I find therefore that within that mess, arguments pertaining to what is essentially human in its origin or what is imbued as a consequence of an imposing other may be important to some, but my outlook is typically more modest. Firstly, we have a utopian desire that cannot be defined in any manner that could render it as a universal concept that reflected all aspirations. Our historical experience itself denies this. The utopian definitional vacuum only necessitates the need for a balancing benevolent dictatorship which masquerades as benevolent precisely because it sits in the vacuum of the absence of a definition. And lastly, we have the status quo rampant with currents of discontent and suffering, opulence and luxury, all of which a defined presently in various but nonetheless owned or conscious approximation towards western standards or antagonisms against those same western standards. Our own experience thus seems to force us to see the West as the only viable, resented or loved, alternative in the context in which a revolutionary future presents only a utopia with a void existentialist definition. So I ask, what then is the viable basis for any revolution anyway if its eventually is precisely the antithesis of the very aesthetic freedoms - or languages - we as Africans seek to protect; definitions which are blanketed in African rhetoric about a lost glory in a Western vocabulary.
 
I have many times before stated that such questions shouldn't have to matter at all if indeed we - and as our historical record has shown - have defined ourselves presently within the very things we claim to hate. Of what use therefore is this perpetual commitment to towards revolution when, even at this present time a pragmatic programmatic would be sufficient to heal the wounds of the unjustly suffering who predominantly already identify their betterment in terms of a Western vocabulary? The self-made aspect of our African problems have therefore more do with our own reluctance to see our circumstances for what they are, to be honest about the languages in which we speak or articulate them, and to move decisively to absolve them within a set of terms that are already present and rampant within the prevailing order - terms that are unfortunately western such as the State itself or even Citizenship.
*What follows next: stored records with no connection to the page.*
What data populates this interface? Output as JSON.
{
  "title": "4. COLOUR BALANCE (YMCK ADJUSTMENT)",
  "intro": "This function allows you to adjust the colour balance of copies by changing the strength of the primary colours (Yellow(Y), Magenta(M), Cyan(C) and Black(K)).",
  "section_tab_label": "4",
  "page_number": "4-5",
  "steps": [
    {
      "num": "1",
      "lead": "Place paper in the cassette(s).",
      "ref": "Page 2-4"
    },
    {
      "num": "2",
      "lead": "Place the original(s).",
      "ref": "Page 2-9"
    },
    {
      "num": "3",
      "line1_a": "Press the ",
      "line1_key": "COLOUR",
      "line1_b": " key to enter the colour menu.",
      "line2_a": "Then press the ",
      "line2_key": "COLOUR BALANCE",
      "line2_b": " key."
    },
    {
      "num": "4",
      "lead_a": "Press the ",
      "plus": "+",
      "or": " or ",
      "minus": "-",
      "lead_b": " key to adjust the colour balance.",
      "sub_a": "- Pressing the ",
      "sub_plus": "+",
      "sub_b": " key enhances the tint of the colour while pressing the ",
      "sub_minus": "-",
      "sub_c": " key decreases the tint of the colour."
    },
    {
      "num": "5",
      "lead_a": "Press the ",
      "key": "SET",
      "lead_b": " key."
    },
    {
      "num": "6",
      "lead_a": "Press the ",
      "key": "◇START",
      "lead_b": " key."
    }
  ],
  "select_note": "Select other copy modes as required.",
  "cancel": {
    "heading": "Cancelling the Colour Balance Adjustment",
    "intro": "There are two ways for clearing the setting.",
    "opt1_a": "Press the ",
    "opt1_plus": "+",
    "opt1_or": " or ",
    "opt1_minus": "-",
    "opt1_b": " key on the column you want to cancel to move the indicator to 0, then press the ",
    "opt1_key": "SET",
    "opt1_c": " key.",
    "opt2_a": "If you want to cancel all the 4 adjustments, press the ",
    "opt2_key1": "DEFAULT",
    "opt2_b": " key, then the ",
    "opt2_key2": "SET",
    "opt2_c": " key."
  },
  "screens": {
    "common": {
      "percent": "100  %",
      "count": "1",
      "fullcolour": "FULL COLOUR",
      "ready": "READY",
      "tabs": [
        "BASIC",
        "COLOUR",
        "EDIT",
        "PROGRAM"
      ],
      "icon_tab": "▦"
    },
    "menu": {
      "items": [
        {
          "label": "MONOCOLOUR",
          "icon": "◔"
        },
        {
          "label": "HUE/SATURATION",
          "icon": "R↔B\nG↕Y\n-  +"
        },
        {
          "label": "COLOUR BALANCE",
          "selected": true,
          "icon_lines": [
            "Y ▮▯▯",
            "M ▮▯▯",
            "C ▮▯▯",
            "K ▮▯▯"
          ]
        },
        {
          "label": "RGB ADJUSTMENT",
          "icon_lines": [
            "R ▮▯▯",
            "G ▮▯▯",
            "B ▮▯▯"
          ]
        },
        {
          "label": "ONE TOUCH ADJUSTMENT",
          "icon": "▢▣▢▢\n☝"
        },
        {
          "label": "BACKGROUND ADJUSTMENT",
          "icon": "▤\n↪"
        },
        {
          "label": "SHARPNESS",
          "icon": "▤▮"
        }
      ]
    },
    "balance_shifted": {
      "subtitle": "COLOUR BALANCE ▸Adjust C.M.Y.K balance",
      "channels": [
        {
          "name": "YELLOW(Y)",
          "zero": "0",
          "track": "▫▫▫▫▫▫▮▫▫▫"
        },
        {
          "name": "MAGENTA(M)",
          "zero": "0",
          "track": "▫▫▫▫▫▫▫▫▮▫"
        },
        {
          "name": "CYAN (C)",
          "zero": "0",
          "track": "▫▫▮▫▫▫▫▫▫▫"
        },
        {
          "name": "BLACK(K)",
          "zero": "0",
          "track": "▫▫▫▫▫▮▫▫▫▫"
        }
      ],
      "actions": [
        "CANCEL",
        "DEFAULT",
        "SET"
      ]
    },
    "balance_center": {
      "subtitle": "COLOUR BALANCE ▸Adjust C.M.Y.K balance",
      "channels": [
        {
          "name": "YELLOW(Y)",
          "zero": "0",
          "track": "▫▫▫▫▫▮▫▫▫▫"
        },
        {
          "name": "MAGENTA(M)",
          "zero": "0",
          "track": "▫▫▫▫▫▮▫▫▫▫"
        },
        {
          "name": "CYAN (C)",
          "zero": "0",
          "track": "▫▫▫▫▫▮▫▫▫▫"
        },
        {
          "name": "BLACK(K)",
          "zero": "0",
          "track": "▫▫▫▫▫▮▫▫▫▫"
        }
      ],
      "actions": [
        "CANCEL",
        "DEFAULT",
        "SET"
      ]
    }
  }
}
Visions about paradise are great, but Africa must come to terms with the reality that we are limited by what we can actually do. And that limited space of what we can do is much more fulfilling for all of us than what has been the case so far since independence in this longing for a utopia that we only know as a paradise but cant define in any tangibly existential manner.
 
The language that systems that function objectively within our own borders; that do not shield malpractice and offenders; and that attempt to symmetrically treat all citizens of States on the singular basis of their citizenships indeed echoes calls for a modernization of Africa. But we ourselves can begin to find the additional merits and demerits arising out of our own commitments to actualize a system of State to its very logical conclusions in manner that would permit us to transcend the western nostalgia, and arrive towards a cultural dictum that would define our own experiences. This would liberate us from this perpetual juxtapositional existence of always snaking around the central monolithic ideal in our ambivalent love for and hate of the West. The dysfunction brought about by high political powers designated to act as revolutionary prophets - or the quest for subsequent prophets following the pursuit of a new utopia - without the means to express their visions in economic terms and let alone in any fair terms always leave nations open to the appetites of those central personalities of power. Subsequently positions Africans to see the West as the ideal. Internal cohesion is therefore the first step towards any kind of decolonization effort. Revolution for me remains nothing but a revolutionary idea. What we need is Pragmatism - within the already rampant discourses, which follows into an honest realization of where we are, accounts for how we see ourselves there, and what practical affordances and limitations we face to better ourselves within those already rampant concepts.